Granted, that's not exactly the same, since it is only changing the order of the words, rather than changing the words themselves. We need to think of a case where there is a nonsense phrase that sounds similar to another well known nonsense phrase. Can you think of any examples?
ALG's dad-- I only thought "jiggety jog" / "jiggedy jog" (conflate the two, please, since they sound the same when you say them) was more common than "jigget/dy jig" because one or two people seemed to imply that that's how they knew it. Pig rhyming with "jig" (no "jiggety") and hog rhyming with "jog." Nothing as scientific as you came up with!
I am now convinced that "lickety split" is just a figment of my imagination--and a 108 other people's! It doesn't sound so much like "jiggety jig" to me, but I suppose it is a nonsense phrase with the same number of syllables and same rhythm.
(I think some of the words in this comment are misspelled, but I'm too tired to check.)

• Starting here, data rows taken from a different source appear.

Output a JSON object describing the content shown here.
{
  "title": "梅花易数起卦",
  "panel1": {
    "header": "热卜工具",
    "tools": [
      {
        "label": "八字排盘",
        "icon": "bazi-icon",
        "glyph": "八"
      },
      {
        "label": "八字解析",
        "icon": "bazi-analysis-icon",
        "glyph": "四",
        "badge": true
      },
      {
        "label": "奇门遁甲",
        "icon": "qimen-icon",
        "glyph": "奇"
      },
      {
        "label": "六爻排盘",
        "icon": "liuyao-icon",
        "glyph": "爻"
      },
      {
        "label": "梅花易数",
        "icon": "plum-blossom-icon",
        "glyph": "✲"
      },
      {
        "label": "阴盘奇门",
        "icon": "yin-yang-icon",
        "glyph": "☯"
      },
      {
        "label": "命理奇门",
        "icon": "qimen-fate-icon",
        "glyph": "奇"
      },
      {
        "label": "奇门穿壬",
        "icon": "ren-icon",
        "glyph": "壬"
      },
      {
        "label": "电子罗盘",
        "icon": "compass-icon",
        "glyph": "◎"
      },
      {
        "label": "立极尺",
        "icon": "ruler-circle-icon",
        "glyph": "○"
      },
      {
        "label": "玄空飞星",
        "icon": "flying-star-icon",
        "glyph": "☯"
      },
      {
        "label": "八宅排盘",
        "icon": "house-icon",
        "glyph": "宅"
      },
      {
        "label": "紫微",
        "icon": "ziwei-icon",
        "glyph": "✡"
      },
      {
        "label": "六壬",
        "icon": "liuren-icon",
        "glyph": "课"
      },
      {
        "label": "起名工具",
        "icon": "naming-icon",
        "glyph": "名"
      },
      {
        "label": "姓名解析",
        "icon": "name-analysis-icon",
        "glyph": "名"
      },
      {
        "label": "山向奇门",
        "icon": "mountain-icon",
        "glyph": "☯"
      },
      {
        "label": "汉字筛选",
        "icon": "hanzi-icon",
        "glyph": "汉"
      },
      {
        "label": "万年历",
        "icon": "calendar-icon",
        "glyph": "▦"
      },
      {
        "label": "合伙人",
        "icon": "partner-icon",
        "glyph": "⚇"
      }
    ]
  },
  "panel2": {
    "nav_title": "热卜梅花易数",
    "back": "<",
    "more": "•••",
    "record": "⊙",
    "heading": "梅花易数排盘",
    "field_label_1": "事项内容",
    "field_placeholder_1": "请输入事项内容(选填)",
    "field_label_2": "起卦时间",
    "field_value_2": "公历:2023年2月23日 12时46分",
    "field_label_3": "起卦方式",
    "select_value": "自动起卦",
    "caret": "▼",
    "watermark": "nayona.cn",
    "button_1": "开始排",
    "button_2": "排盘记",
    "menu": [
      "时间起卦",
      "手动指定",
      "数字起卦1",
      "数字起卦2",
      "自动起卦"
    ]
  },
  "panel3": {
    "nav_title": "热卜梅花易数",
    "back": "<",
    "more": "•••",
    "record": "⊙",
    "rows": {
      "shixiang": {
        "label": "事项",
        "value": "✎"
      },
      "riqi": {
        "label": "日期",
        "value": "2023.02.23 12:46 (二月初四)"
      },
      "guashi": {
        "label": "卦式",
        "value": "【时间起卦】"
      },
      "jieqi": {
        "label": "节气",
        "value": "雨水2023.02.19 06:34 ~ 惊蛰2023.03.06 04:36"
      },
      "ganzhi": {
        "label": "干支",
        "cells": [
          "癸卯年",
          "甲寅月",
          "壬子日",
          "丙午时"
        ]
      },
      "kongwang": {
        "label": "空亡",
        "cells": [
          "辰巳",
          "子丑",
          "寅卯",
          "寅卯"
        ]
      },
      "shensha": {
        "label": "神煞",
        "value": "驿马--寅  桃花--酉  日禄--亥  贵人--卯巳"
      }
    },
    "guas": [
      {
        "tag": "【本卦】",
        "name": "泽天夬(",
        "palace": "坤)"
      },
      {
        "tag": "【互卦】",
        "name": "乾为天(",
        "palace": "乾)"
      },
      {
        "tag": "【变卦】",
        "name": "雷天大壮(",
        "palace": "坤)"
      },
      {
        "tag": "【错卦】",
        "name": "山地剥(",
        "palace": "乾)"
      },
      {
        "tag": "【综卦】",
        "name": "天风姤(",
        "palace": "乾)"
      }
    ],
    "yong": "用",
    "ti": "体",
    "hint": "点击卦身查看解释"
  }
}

Substituting plausible sounding nonsense syllables for other nonsense syllables in song lyrics turns out to be quite common on the internet. For example, there are 420 hits for "twiddley diddley dee" and 33 hits for "fiddley diddley dee", a ratio of 13 to 1. That's for these exact spellings. You get smaller numbers of hits substituting "dum" for "dee" or "twiddledy" for "twiddley", etc.
But I haven't yet thought of an exact test case, i.e. substituting for a nonsense phrase a similar sounding phrase that means something appropriate in the context.